Nov 19, 2015

Design of Honeycomb structure lacks Individual Character

Promarc Technics S.C. applied for a Registered Community Design ("RCD") for a honeycomb structure in connection with doors (or a part thereof) as shown below. The application was filed on 7 September 2009 and accepted and granted by OHIM.

To qualify for protection as a RCD the design must be novel and have individual character. The Community Trade Marks Office does not examine design applications for novelty or individual character. The design will only be rejected if an application to invalidate the design is successful.

An application to invalidate this registration was filed on 30 November 2011 on the grounds that the design lacked novelty, individual character and was not visible during normal use. The design was successfully invalidated.  A subsequent appeal to this decision the General Court has recently been rejected.

Promarc submitted evidence to show that their registered design was for a visible part of a swinging door and that the design was a decorative element and this evidence was accepted.  However, the General Court agreed with the invalidity division that the design lacked individual character due to the publication of an earlier US patent application. The US patent No. 4247237 was titled "free standing honeycomb load spacer" and was granted on 27 January 1981.

A design has individual character if the overall impression it produces on the informed user differs from the overall impression produced on the user by any earlier design made available to the public.

In this case the informed user of the door represented in the RCD might be a professional and/or a consumer. The General Court found that the overall impression produced on an informed user by both the RCD and the US Patent was the same, i.e. the image of a door with the insulation in the shape of a honeycomb structure.

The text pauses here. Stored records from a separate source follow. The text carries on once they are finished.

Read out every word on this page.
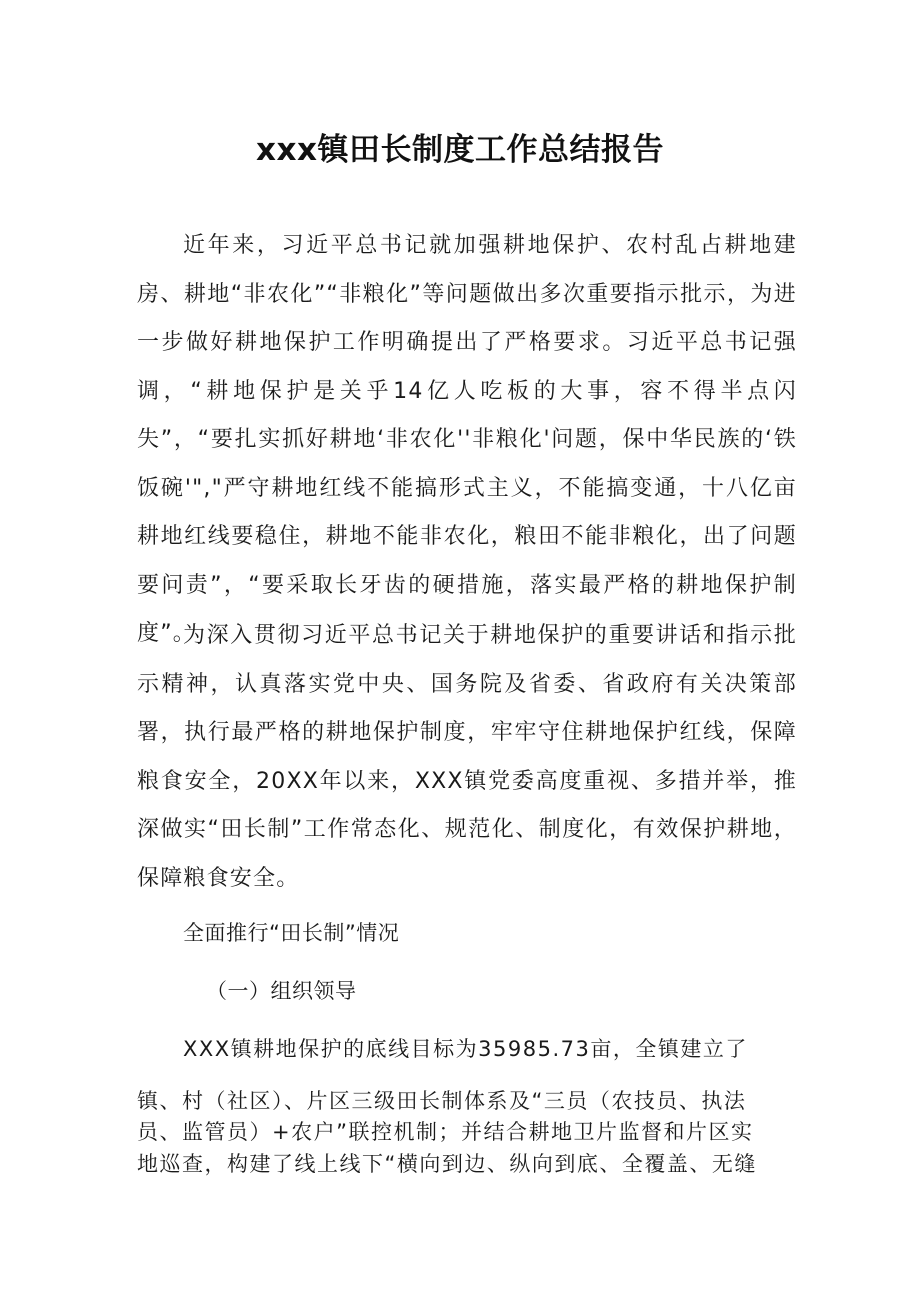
xxx镇田长制度工作总结报告

近年来，习近平总书记就加强耕地保护、农村乱占耕地建房、耕地“非农化”“非粮化”等问题做出多次重要指示批示，为进一步做好耕地保护工作明确提出了严格要求。习近平总书记强调，“耕地保护是关乎14亿人吃板的大事，容不得半点闪失”，“要扎实抓好耕地‘非农化''非粮化'问题，保中华民族的‘铁饭碗'","严守耕地红线不能搞形式主义，不能搞变通，十八亿亩耕地红线要稳住，耕地不能非农化，粮田不能非粮化，出了问题要问责”，“要采取长牙齿的硬措施，落实最严格的耕地保护制度”。

为深入贯彻习近平总书记关于耕地保护的重要讲话和指示批示精神，认真落实党中央、国务院及省委、省政府有关决策部署，执行最严格的耕地保护制度，牢牢守住耕地保护红线，保障粮食安全，20XX年以来，XXX镇党委高度重视、多措并举，推深做实“田长制”工作常态化、规范化、制度化，有效保护耕地，保障粮食安全。

全面推行“田长制”情况
（一）组织领导

XXX镇耕地保护的底线目标为35985.73亩，全镇建立了

镇、村（社区）、片区三级田长制体系及“三员（农技员、执法

员、监管员）+农户”联控机制；并结合耕地卫片监督和片区实

地巡查，构建了线上线下“横向到边、纵向到底、全覆盖、无缝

The designer's degree of freedom in developing a design is taken into consideration when assessing individual character. The greater the designer's freedom in developing the design, the less likely that minor differences between the designs will be sufficient to produce a different overall impression.  The General Court found that the designer's scope of freedom in this case was broad with the only limitation being that the product is to insulate the space between door frames.